I'm being taught to fit the $ x $ in some inequality and then recreate the $ fog(x) $ to get the range where the function lies. I know how to recreate the $ fog(x) $ but I get confused between the conditions for which $fog(x)$ exists and where to recreate the $fog(x)$ so that it yields an inequality giving the range of $fog(x)$.I'll be thankful if someone explains that to me.

Answer 1

$(f\circ g)(x)=f(g(x)).$

Let $D(h)$ be a domain of the function $h$.

Thus, $$D(f\circ g)=D(g)\cap\{x|g(x)\in D(f)\}=[-1,+\infty)\cap\mathbb R=[-1,+\infty).$$

The range of $f\circ g$ it's $[0,+\infty)$ because $f\circ g$ is a continuous function, $(f\circ g)(x)\geq0,$

$(f\circ g)(0)=0$ and $\lim\limits_{x\rightarrow+\infty}(f\circ g)(x)=+\infty.$

Answer 2

Given the domain $D_1$ of $f$ and $D_2$ of $g$, to find the domain $D$ of $f\circ g$ we can solve these relations: \begin{cases} x\in D_2,\\g(x)\in D_1. \end{cases} In this problem, these relastions become \begin{cases} x\geq -1,\\e^x>0 \end{cases} implying that the domain of $f\circ g$ is $[-1,\infty)$.

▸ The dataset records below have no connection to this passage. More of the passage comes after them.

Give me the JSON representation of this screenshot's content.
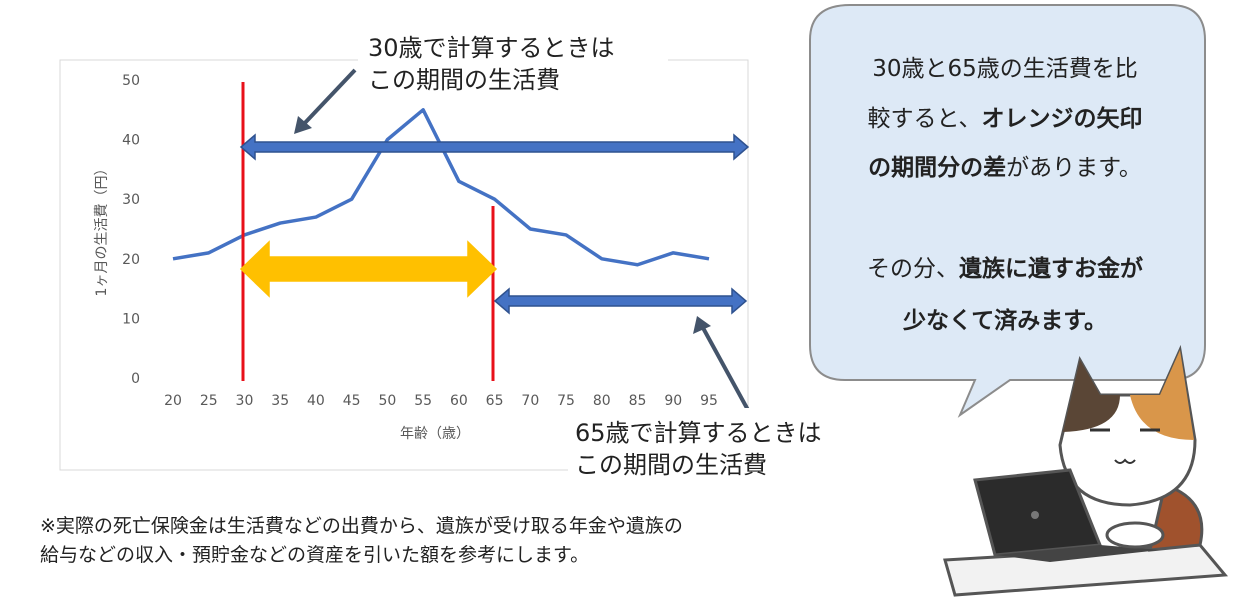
{
  "chart_data": {
    "type": "line",
    "categories": [
      "20",
      "25",
      "30",
      "35",
      "40",
      "45",
      "50",
      "55",
      "60",
      "65",
      "70",
      "75",
      "80",
      "85",
      "90",
      "95"
    ],
    "values": [
      20,
      21,
      24,
      26,
      27,
      30,
      40,
      45,
      33,
      30,
      25,
      24,
      20,
      19,
      21,
      20
    ],
    "color": "#4472c4",
    "ylim": [
      0,
      50
    ],
    "yticks": [
      0,
      10,
      20,
      30,
      40,
      50
    ],
    "x_label": "年齢（歳）",
    "y_label": "1ヶ月の生活費（円）"
  },
  "annotations": {
    "label_30": [
      "30歳で計算するときは",
      "この期間の生活費"
    ],
    "label_65": [
      "65歳で計算するときは",
      "この期間の生活費"
    ]
  },
  "bubble": {
    "lines": [
      [
        {
          "text": "30歳と65歳の生活費を比",
          "bold": false
        }
      ],
      [
        {
          "text": "較すると、",
          "bold": false
        },
        {
          "text": "オレンジの矢印",
          "bold": true
        }
      ],
      [
        {
          "text": "の期間分の差",
          "bold": true
        },
        {
          "text": "があります。",
          "bold": false
        }
      ],
      [
        {
          "text": "その分、",
          "bold": false
        },
        {
          "text": "遺族に遺すお金が",
          "bold": true
        }
      ],
      [
        {
          "text": "少なくて済みます。",
          "bold": true
        }
      ]
    ]
  },
  "footnote": [
    "※実際の死亡保険金は生活費などの出費から、遺族が受け取る年金や遺族の",
    "給与などの収入・預貯金などの資産を引いた額を参考にします。"
  ]
}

To find the range of $f\circ g$, we note that $y\in Range(f\circ g)\iff y=f(g(x))\text{ for some }x\in D\iff y\in Range(f|_{Range(g|_D)})$. So $$Range(f\circ g)=Range(f|_{Range(g|_D)}).$$ In this problem, $Range(g|_D)=[e^{-1},\infty)$ and $Range(f|_{[e^{-1},\infty)})=[0,+\infty)$ so $Range(f\circ g)=[0,+\infty)$.